Afrin önlerinde çalan savaş tamtamları, şimdiden derinleşen siyasi ve ekonomik krizin dışavurumlarını bastırmaya başladı bile
Afrin önlerinde çalan savaş tamtamları, şimdiden derinleşen siyasi ve ekonomik krizin dışavurumlarını bastırmaya başladı bile
Walter Benjamin’in Tek Yön isimli çalışmasında, felsefesi bakımından en ilgi çekici metinlerden biri, Yangın Alarmı bulunur.[1] Birbiriyle ilişkili birçok farklı bağlam dâhilinde okunabilen söz konusu metinde Benjamin, felakete koşan insanlığın dikkatini olası bir kurtuluş olanağına çekmek ister.[2] Benjamin’e göre burjuva toplumu, ya proletaryanın mücadelesinin bir sonucu olarak ya da emareleri beliren felaketin tüm insanlığı ve belki de yerküreyi yıkıma uğratmasıyla son bulacaktır. Burada Benjamin, metnin başındaki yangın alarmı ifadesi üstünden ilk seçeneğe, yani bir farkındalık haline odaklanır. Başka bir deyişle, yangın alarmı işlevi gören birtakım fiillerin kalabalıkları bahsi geçen olanağı gerçekleştirmek üzere mücadeleye katmasını umar. Öyle ki insanlık, önünde duran felaketi görmekten uzak, yangın alarmının çalmasına muhtaçtır.
Düzen bireyleri beden ve bilinç bakımından uyuştururken, onları belirli bir rutin içinde kalmaları için güçlü bir ideolojik baskı altında bırakır. Birey çalışma zamanından boş zamanına kadar adeta bir labirent içindedir. Kendi olağan akışı içinde böylesi bir labirentten çıkmanın olanağı yoktur. Bireyin karşısına çıkarılan sahte çıkış yollarıysa, onu istenilen şekilde yönlendirmenin araçlarıdır.
Bu durumda çıkış yolu birey nezdinde bulunacak değil ancak yaratılacak bir şey olarak belirir. Bunun yapılabilmesi için labirentin içinden dışına veya dışından içine doğru bir gedik açmak gerekmektedir. Fakat bireyleri böylesi bir gedik açmaya veyahut açılan gedikten çıkmaya ikna etmek için önce rutin dışında kalmalarını sağlamak ve dikkatlerini çekmek gerekir. Bunu bilen burjuvazi, yangın alarmı minvalindeki her türden fiilin önüne geçmeyi amaçlar.

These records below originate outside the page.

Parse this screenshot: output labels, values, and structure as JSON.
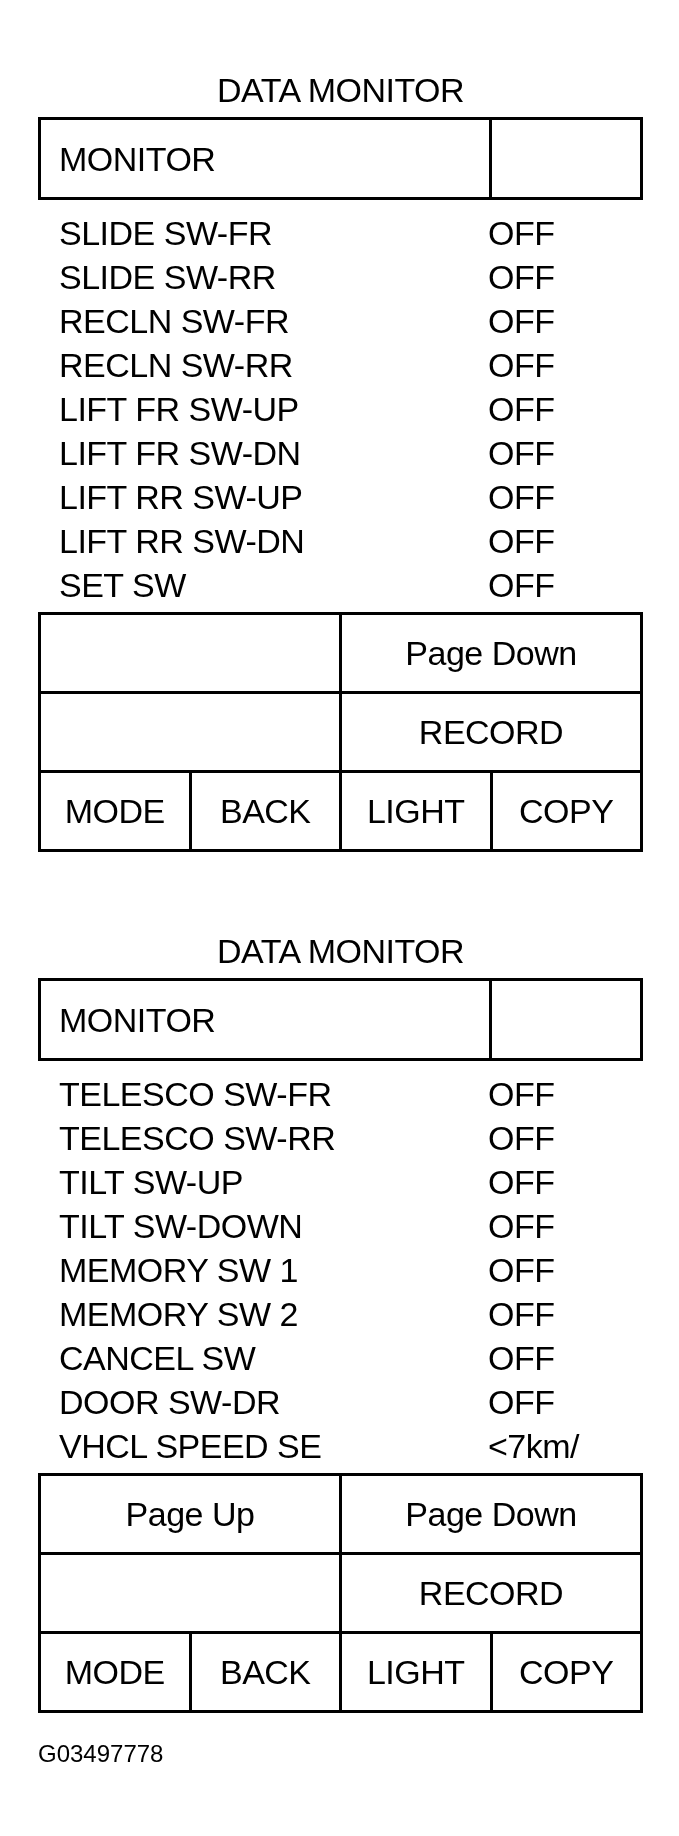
{
  "panels": [
    {
      "title": "DATA MONITOR",
      "header": "MONITOR",
      "items": [
        {
          "label": "SLIDE SW-FR",
          "value": "OFF"
        },
        {
          "label": "SLIDE SW-RR",
          "value": "OFF"
        },
        {
          "label": "RECLN SW-FR",
          "value": "OFF"
        },
        {
          "label": "RECLN SW-RR",
          "value": "OFF"
        },
        {
          "label": "LIFT FR SW-UP",
          "value": "OFF"
        },
        {
          "label": "LIFT FR SW-DN",
          "value": "OFF"
        },
        {
          "label": "LIFT RR SW-UP",
          "value": "OFF"
        },
        {
          "label": "LIFT RR SW-DN",
          "value": "OFF"
        },
        {
          "label": "SET SW",
          "value": "OFF"
        }
      ],
      "keys": {
        "wide_rows": [
          {
            "right": "Page Down"
          },
          {
            "right": "RECORD"
          }
        ],
        "bottom_row": [
          "MODE",
          "BACK",
          "LIGHT",
          "COPY"
        ]
      }
    },
    {
      "title": "DATA MONITOR",
      "header": "MONITOR",
      "items": [
        {
          "label": "TELESCO SW-FR",
          "value": "OFF"
        },
        {
          "label": "TELESCO SW-RR",
          "value": "OFF"
        },
        {
          "label": "TILT SW-UP",
          "value": "OFF"
        },
        {
          "label": "TILT SW-DOWN",
          "value": "OFF"
        },
        {
          "label": "MEMORY SW 1",
          "value": "OFF"
        },
        {
          "label": "MEMORY SW 2",
          "value": "OFF"
        },
        {
          "label": "CANCEL SW",
          "value": "OFF"
        },
        {
          "label": "DOOR SW-DR",
          "value": "OFF"
        },
        {
          "label": "VHCL SPEED SE",
          "value": "<7km/"
        }
      ],
      "keys": {
        "wide_rows": [
          {
            "left": "Page Up",
            "right": "Page Down"
          },
          {
            "right": "RECORD"
          }
        ],
        "bottom_row": [
          "MODE",
          "BACK",
          "LIGHT",
          "COPY"
        ]
      }
    }
  ],
  "figure_code": "G03497778"
}
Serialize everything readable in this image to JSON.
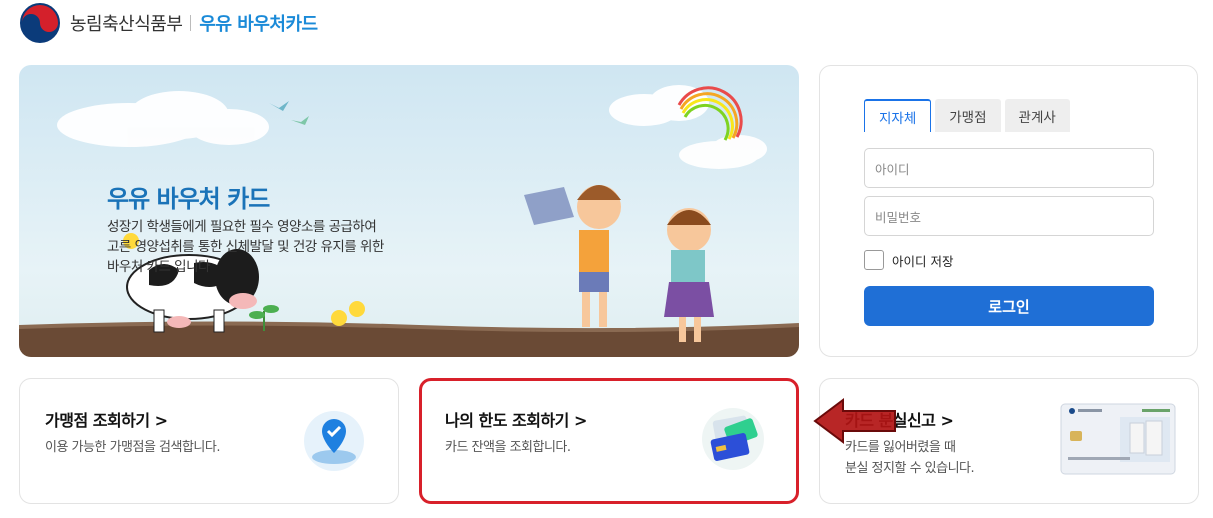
{
  "header": {
    "ministry": "농림축산식품부",
    "service": "우유 바우처카드",
    "logo_icon": "korea-emblem-icon"
  },
  "banner": {
    "title": "우유 바우처 카드",
    "description": [
      "성장기 학생들에게 필요한 필수 영양소를 공급하여",
      "고른 영양섭취를 통한 신체발달 및 건강 유지를 위한",
      "바우처 카드 입니다"
    ]
  },
  "login": {
    "tabs": [
      "지자체",
      "가맹점",
      "관계사"
    ],
    "active_tab": "지자체",
    "id_placeholder": "아이디",
    "password_placeholder": "비밀번호",
    "remember_label": "아이디 저장",
    "button_label": "로그인",
    "accent_color": "#1f6fd6"
  },
  "cards": [
    {
      "title": "가맹점 조회하기 >",
      "desc": [
        "이용 가능한 가맹점을 검색합니다."
      ],
      "icon": "map-pin-icon"
    },
    {
      "title": "나의 한도 조회하기 >",
      "desc": [
        "카드 잔액을 조회합니다."
      ],
      "icon": "card-money-icon",
      "highlight_color": "#d8202a"
    },
    {
      "title": "카드 분실신고 >",
      "desc": [
        "카드를 잃어버렸을 때",
        "분실 정지할 수 있습니다."
      ],
      "icon": "voucher-card-image"
    }
  ],
  "overlay": {
    "arrow_icon": "red-left-arrow-icon",
    "arrow_color": "#a01010"
  }
}
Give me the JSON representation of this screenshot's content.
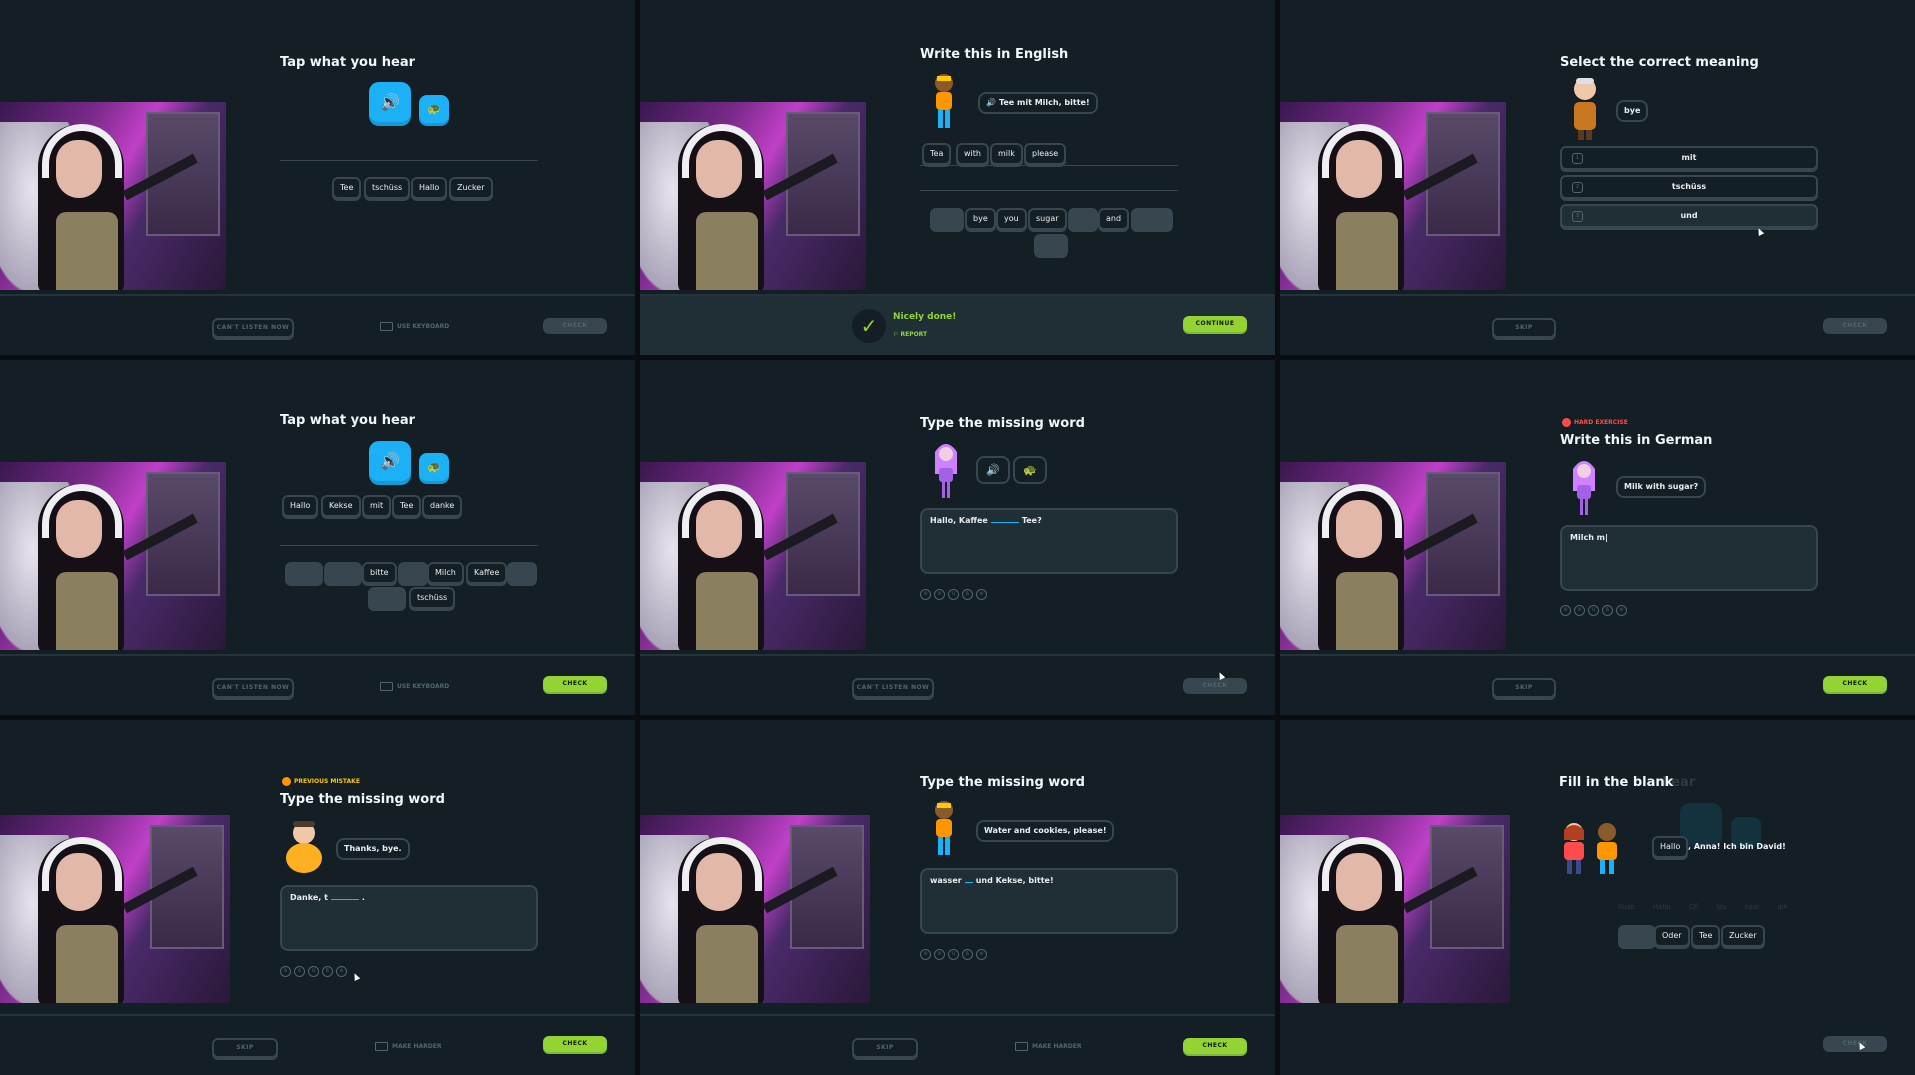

Bu engellemelere karşı koymak, ötesine geçerek bireylerin dikkatini çekmek ve böylece onları mücadeleye katmak, yaklaşan felaket ve emareleri karşısındaki tek seçenektir.
Afrin önlerinde çalan savaş tamtamları, şimdiden derinleşen siyasi ve ekonomik krizin dışavurumlarını bastırmaya başladı bile. Bu savaşı gündeme sokan iktidarın başlıca amacının ne olduğu ise halen bir tartışma konusu. Birçok öngörü de bu tartışmalar dâhilinde. Bu öngörülerin içerikleri bir yana, hemen hepsinin başlıca iki sonuca vardıkları görülebilir.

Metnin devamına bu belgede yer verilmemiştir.